Group 9 is grouped as Writing Communities, a mixed bag of nine sites with two “new” additions. Fan fiction/fandom in many forms; diversity and excellence in creative writing (could be with a dozen other sites listed above); or shared writing spaces like Gutsy Great Novelist (GutsyGreatNovelist.com) are in the list. I find it a bit funny, though, that after they talk about all the various sites, they still list the classic Reddit forum of r/writing (Reddit.com/r/writing), that a generic tool like Reddit makes the list.
Group 10 targets Indie Publishing with the last 6 sites, no changes from previous years.
My reactions
Overall, I find myself underwhelmed. I didn’t see much of what I was hoping for: people doing things differently and perhaps in ways that have nothing to do with representation / DEI. Those issues are important, but they aren’t my personal issues. I don’t have any insights to share or a writing platform or following to help amplify the voices of others. I’m glad people are doing those things, they’re essential, but they’re not what I’m looking to find.
Part of what I’m looking for is something akin to an author like Lawrence Block or Stephen King, a screenwriter like Michael Jamin, or a TV writer like Ken Levine, creating a framework that people could understand how it all fits together.
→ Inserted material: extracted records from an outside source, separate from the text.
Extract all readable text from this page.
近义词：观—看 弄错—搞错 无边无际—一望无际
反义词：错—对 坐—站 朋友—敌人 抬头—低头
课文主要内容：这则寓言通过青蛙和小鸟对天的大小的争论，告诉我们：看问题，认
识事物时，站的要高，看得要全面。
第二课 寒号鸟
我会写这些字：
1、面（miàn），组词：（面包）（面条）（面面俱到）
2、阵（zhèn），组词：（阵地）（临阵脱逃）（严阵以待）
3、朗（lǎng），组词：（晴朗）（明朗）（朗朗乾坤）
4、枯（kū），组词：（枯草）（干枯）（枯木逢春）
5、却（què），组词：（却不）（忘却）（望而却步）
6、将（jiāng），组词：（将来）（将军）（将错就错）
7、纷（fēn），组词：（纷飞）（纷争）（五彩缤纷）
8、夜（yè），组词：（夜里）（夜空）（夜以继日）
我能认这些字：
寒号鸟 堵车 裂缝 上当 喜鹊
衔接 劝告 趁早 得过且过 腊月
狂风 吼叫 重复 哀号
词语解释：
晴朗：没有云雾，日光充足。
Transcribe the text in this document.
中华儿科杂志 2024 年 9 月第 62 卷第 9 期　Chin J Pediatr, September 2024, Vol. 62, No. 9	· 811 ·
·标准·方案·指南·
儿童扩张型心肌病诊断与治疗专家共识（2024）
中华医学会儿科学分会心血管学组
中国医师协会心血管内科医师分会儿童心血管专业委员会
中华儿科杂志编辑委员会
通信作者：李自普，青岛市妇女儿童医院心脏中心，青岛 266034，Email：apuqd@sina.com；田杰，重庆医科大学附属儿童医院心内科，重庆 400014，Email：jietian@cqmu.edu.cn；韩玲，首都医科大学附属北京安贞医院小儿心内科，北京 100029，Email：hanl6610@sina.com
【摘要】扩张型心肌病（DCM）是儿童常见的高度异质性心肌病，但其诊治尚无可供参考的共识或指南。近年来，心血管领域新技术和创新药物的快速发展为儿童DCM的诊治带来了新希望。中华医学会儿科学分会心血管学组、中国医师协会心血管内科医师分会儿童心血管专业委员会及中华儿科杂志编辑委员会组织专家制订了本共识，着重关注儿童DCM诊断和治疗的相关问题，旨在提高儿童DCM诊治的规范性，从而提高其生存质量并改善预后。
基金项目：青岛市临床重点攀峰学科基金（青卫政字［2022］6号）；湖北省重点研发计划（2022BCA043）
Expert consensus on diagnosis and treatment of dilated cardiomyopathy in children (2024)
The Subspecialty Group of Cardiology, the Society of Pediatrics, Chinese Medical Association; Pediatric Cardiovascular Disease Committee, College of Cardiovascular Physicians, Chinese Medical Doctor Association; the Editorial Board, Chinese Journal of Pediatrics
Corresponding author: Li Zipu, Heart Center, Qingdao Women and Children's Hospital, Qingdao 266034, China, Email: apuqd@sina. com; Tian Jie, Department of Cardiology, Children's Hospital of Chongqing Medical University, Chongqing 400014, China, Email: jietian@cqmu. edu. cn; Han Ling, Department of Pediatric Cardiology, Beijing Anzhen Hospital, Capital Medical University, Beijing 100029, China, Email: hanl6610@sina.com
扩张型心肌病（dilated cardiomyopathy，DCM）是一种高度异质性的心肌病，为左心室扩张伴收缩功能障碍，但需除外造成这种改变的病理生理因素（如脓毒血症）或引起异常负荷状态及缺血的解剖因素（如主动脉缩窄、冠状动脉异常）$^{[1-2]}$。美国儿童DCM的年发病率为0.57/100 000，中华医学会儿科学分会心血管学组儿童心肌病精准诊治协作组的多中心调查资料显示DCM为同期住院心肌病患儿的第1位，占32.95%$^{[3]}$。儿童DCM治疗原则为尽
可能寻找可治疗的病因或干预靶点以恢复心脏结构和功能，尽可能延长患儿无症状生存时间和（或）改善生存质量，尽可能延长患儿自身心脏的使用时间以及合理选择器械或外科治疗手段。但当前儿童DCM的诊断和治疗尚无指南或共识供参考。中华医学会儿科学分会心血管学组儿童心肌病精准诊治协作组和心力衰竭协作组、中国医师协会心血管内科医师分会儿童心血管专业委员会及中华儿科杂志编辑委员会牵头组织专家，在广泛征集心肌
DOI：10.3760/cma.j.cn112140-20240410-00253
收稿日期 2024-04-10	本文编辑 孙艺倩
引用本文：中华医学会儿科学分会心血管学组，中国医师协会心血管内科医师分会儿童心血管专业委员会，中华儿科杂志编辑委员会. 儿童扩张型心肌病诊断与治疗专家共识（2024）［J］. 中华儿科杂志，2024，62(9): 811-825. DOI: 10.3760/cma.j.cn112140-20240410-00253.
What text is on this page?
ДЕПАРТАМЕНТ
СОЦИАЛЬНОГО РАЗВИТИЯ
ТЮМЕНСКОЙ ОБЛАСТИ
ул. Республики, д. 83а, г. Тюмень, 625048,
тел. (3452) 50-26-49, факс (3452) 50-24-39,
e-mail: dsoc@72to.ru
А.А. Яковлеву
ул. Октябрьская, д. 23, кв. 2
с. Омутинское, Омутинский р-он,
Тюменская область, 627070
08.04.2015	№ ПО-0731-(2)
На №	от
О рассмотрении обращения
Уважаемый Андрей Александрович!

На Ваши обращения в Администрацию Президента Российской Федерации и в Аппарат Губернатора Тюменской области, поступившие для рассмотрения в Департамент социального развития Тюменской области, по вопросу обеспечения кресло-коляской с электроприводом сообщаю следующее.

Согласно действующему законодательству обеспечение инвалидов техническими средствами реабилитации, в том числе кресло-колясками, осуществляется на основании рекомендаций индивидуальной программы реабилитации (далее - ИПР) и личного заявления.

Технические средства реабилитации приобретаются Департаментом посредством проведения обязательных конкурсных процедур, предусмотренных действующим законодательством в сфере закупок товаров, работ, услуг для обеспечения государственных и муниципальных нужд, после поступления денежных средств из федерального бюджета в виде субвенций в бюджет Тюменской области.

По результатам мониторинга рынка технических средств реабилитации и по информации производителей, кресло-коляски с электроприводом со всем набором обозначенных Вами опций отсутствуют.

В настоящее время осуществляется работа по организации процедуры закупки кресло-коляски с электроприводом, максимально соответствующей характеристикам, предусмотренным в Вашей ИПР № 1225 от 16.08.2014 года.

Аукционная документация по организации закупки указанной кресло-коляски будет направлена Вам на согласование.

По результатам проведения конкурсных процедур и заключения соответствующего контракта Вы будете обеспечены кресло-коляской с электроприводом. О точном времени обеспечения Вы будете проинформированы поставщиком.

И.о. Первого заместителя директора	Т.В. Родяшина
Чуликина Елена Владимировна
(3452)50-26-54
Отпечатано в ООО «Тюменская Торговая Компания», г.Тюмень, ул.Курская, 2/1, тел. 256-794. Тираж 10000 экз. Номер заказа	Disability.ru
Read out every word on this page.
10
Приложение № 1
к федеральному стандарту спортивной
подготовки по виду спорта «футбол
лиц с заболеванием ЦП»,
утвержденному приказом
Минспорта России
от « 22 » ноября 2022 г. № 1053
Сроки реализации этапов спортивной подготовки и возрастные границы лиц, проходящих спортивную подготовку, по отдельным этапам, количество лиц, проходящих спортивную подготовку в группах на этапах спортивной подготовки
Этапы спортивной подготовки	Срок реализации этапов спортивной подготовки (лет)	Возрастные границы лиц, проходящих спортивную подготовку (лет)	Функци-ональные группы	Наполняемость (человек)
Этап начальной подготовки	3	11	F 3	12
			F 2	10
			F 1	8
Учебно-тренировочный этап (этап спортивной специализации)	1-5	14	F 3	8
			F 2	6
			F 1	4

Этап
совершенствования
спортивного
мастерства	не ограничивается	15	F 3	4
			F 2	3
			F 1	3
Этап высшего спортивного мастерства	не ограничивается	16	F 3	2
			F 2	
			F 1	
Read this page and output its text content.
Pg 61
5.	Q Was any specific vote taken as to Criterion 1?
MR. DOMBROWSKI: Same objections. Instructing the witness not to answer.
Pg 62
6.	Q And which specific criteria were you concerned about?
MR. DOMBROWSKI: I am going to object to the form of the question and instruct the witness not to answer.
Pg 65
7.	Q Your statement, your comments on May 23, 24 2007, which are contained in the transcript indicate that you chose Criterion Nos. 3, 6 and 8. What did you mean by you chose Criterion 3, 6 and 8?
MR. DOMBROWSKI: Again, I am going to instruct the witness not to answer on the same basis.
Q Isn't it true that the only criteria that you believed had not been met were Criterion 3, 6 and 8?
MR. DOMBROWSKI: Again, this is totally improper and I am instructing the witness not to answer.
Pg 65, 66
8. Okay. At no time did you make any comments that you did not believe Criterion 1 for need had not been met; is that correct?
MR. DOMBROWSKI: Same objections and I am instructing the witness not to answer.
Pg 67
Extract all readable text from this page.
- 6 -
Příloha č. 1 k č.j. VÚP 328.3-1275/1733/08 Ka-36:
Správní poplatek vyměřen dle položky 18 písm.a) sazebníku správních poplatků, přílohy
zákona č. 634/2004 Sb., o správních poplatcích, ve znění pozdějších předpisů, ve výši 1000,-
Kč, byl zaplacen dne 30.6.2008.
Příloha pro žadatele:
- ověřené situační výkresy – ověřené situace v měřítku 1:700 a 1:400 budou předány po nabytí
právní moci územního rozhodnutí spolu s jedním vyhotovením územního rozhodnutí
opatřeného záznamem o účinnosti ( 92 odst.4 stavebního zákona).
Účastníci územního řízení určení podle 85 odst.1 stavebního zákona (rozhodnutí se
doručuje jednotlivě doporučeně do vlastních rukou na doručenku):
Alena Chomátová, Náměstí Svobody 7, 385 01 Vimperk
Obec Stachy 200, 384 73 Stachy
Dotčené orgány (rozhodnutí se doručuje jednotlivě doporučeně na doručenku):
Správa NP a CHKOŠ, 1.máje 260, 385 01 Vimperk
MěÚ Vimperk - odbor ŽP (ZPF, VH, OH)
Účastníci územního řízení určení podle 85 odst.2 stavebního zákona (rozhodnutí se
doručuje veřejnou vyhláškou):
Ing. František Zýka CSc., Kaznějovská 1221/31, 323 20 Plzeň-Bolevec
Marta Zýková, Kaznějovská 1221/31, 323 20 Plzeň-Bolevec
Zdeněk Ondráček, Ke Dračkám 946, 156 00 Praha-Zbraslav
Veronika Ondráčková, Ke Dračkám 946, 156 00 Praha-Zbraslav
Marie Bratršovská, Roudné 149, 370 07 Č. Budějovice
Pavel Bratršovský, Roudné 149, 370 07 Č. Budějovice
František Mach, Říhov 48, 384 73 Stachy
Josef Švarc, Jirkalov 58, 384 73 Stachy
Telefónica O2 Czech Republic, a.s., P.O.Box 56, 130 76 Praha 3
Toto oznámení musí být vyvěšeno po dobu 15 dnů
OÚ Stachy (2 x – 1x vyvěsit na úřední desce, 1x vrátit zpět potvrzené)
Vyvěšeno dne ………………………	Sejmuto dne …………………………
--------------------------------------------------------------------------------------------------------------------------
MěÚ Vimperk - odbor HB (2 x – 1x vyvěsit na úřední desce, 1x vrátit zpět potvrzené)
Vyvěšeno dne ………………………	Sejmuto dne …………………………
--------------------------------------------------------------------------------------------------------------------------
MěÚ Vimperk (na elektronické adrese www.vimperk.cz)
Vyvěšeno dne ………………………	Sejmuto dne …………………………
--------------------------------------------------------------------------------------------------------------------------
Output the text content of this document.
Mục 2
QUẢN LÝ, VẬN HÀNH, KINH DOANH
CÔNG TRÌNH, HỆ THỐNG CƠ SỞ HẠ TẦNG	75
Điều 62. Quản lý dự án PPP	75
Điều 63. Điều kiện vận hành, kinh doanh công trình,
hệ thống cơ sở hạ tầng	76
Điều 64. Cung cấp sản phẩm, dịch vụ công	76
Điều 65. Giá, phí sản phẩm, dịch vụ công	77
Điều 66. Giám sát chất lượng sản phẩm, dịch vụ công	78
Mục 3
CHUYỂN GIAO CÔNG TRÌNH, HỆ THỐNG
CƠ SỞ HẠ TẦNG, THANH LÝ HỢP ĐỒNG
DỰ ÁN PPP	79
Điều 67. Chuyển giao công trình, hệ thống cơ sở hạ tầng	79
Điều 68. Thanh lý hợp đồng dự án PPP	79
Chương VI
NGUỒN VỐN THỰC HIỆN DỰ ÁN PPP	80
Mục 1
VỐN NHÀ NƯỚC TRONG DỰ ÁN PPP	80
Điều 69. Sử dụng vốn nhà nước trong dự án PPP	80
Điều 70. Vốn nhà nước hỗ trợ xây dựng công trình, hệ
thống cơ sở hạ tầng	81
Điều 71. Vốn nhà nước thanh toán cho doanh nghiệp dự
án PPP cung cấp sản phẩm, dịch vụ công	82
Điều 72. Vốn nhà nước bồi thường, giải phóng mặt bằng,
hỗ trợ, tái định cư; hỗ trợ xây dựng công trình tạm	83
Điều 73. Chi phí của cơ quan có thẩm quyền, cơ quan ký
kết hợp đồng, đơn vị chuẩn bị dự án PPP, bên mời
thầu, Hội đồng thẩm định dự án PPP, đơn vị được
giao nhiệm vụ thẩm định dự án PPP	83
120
Which is a bit of a problem for someone like me when I find websites with tons of loose content. I, myself, think in frameworks. I don’t think in anecdotes or “maybe in this case, maybe in that case”. I like some of that premise, but it doesn’t help me learn. The sites like DIYMFA are closer in premise, if not delivery to what I’m looking for, I think. I like the Save the Cat! approach as it comes with a framework, but I’d like structures applicable to other story structures, too.
Alas, I’ll have to curate more of my own resources. Maybe starting with conferences.